Home Depot, MRM Split Up

MRM, the direct and digital marketing unit of Interpublic Group’s McCann Worldgroup, has split with Home Depot, just nine months after landing digital and customer relationship management duties for the retailer, according to an internal MRM e-mail.

Sources attributed the split to Home Depot requesting work beyond the original scope without paying additional compensation. Account revenue is estimated at $12 million.

In the e-mail, MRM New York managing director Corey Mitchell wrote that “for reasons based on a fair exchange of services and a mutual inability to arrive at realistic expectations, we are choosing to walk away from our relationship with The Home Depot completely.”

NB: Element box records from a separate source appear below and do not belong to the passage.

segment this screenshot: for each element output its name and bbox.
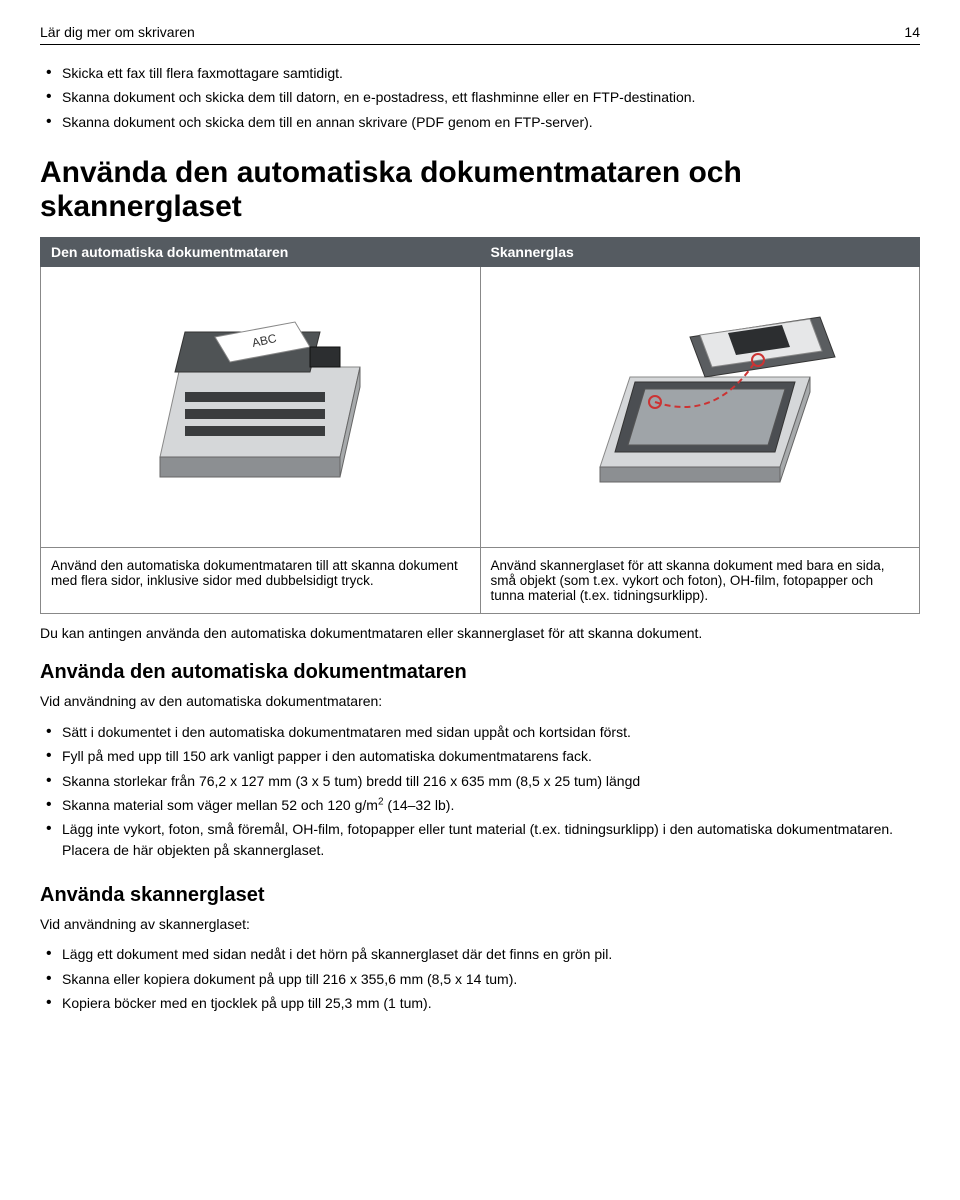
list-item: Lägg inte vykort, foton, små föremål, OH…	[44, 819, 920, 860]
list-item: Skanna dokument och skicka dem till en a…	[44, 112, 920, 132]
table-image-adf: ABC	[41, 266, 481, 547]
header-rule	[40, 44, 920, 45]
list-item: Sätt i dokumentet i den automatiska doku…	[44, 722, 920, 742]
list-item: Skanna material som väger mellan 52 och …	[44, 795, 920, 815]
table-header-adf: Den automatiska dokumentmataren	[41, 237, 481, 266]
table-header-glass: Skannerglas	[480, 237, 920, 266]
page-header-left: Lär dig mer om skrivaren	[40, 24, 195, 40]
list-item: Fyll på med upp till 150 ark vanligt pap…	[44, 746, 920, 766]
top-bullet-list: Skicka ett fax till flera faxmottagare s…	[40, 63, 920, 132]
intro-paragraph: Du kan antingen använda den automatiska …	[40, 624, 920, 644]
printer-glass-illustration	[560, 277, 840, 497]
list-item: Lägg ett dokument med sidan nedåt i det …	[44, 944, 920, 964]
adf-bullet-list: Sätt i dokumentet i den automatiska doku…	[40, 722, 920, 860]
subheading-glass: Använda skannerglaset	[40, 884, 920, 907]
page-number: 14	[904, 24, 920, 40]
comparison-table: Den automatiska dokumentmataren Skannerg…	[40, 237, 920, 614]
sec1-intro: Vid användning av den automatiska dokume…	[40, 692, 920, 712]
list-item: Kopiera böcker med en tjocklek på upp ti…	[44, 993, 920, 1013]
table-desc-glass: Använd skannerglaset för att skanna doku…	[480, 547, 920, 613]
list-item: Skicka ett fax till flera faxmottagare s…	[44, 63, 920, 83]
printer-adf-illustration: ABC	[120, 277, 400, 497]
sec2-intro: Vid användning av skannerglaset:	[40, 915, 920, 935]
table-image-glass	[480, 266, 920, 547]
list-item: Skanna dokument och skicka dem till dato…	[44, 87, 920, 107]
section-heading: Använda den automatiska dokumentmataren …	[40, 156, 920, 225]
list-item: Skanna eller kopiera dokument på upp til…	[44, 969, 920, 989]
subheading-adf: Använda den automatiska dokumentmataren	[40, 661, 920, 684]
list-item: Skanna storlekar från 76,2 x 127 mm (3 x…	[44, 771, 920, 791]
table-desc-adf: Använd den automatiska dokumentmataren t…	[41, 547, 481, 613]
glass-bullet-list: Lägg ett dokument med sidan nedåt i det …	[40, 944, 920, 1013]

Mitchell acknowledged that Home Depot represented a “great opportunity” for his agency, which had invested the “best of our talent” on the business. “It is a shame to have to walk away after so much, but it is not a viable business relationship for us,” Mitchell added.

Mitchell did not return a message seeking additional information. In a statement, Home Depot confirmed the breakup, saying simply that “after a few months of working together, we felt it would be in our best interest to end our work with MRM.”

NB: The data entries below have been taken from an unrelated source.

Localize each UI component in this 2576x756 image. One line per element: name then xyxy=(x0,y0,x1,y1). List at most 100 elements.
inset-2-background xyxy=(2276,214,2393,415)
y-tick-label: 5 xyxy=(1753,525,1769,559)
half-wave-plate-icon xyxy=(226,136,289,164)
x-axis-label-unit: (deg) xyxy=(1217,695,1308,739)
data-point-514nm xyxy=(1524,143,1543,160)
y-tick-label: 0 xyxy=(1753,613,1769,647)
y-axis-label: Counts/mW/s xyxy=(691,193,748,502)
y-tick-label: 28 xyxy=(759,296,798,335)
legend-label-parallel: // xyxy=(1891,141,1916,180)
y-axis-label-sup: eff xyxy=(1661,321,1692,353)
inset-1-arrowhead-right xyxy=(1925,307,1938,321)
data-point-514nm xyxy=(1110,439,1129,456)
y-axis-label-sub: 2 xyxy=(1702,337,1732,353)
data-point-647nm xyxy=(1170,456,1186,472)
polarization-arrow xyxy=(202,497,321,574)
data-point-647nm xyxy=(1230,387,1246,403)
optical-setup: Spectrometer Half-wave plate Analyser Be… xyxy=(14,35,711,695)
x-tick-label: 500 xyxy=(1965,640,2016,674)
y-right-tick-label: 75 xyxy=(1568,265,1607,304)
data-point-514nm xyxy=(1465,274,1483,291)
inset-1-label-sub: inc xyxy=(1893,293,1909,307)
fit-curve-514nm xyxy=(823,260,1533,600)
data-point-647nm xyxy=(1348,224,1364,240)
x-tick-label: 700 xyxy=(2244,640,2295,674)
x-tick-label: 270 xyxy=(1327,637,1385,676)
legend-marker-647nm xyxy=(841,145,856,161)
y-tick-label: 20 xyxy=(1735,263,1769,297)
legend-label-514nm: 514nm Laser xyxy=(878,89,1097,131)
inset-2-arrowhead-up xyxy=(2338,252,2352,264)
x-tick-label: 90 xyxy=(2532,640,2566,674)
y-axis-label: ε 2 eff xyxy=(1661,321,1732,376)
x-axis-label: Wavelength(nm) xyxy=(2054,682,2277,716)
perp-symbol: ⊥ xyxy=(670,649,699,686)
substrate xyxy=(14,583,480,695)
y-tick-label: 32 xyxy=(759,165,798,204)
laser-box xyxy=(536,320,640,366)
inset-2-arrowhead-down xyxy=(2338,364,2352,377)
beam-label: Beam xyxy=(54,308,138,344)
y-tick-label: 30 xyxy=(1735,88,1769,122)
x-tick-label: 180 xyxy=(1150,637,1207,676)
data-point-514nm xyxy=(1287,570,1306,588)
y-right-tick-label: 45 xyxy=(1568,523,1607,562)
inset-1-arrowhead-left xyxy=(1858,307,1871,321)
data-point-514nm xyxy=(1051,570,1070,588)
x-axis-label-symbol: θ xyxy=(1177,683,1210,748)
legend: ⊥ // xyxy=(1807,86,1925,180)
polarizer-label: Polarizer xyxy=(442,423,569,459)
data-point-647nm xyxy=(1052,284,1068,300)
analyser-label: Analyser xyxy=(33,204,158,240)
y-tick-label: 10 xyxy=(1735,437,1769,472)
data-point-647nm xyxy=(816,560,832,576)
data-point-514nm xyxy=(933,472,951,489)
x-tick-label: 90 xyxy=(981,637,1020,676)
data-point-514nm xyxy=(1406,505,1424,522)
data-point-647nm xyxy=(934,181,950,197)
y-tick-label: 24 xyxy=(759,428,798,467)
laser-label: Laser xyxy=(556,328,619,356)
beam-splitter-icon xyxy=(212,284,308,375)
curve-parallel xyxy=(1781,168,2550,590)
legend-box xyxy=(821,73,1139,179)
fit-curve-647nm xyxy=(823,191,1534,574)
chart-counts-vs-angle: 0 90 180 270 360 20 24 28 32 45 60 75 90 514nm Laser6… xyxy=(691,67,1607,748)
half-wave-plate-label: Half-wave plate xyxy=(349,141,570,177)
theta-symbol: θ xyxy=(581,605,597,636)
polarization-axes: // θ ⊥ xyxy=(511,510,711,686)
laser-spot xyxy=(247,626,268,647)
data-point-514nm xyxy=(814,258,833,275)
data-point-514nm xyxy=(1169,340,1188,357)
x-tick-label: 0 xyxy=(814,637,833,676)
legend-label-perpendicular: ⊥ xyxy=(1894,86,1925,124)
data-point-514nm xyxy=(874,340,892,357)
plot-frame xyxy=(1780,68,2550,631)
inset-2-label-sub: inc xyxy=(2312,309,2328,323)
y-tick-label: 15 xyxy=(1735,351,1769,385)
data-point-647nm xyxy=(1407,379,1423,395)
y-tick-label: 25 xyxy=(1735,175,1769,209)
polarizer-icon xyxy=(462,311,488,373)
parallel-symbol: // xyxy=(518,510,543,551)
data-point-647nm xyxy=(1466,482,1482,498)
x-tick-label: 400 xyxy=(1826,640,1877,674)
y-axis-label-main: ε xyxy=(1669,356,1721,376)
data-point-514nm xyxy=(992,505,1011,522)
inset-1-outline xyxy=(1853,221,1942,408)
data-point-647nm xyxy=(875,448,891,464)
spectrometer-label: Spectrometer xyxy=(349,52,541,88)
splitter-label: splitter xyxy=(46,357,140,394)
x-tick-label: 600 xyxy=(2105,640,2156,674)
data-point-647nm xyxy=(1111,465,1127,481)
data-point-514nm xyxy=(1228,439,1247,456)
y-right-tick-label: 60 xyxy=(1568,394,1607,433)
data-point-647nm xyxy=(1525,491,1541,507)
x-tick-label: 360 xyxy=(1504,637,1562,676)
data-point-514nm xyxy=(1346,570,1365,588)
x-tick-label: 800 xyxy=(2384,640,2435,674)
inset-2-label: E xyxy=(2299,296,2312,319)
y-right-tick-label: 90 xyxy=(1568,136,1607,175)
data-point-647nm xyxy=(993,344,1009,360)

Asked about the retailer’s future plans for the business, a client representative said: “We are working with other agency partners on our digital and CRM projects.”

Home Depot, which last year spent about $450 million in major measured media, according to Nielsen, employs a roster of agencies for different tasks. For example, its lead agency for advertising is independent The Richards Group in Dallas and its lead media shop is Interpublic’s Initiative in Atlanta. The brand’s media spending in the first half exceeded $260 million, per Nielsen.

From late 2008 through early 2010, Home Depot conducted a series of reviews—for general market creative duties, media duties, digital/CRM duties and Hispanic market duties.

The digital/CRM review concluded in January with the hiring of MRM. At the time, sources identified the other contenders as WPP Group’s Wunderman, Omnicom Group’s Rapp, IPG’s Huge and then-incumbent Digitas, a Publicis Groupe shop. Select Resources International in Santa Monica, Calif., managed the search.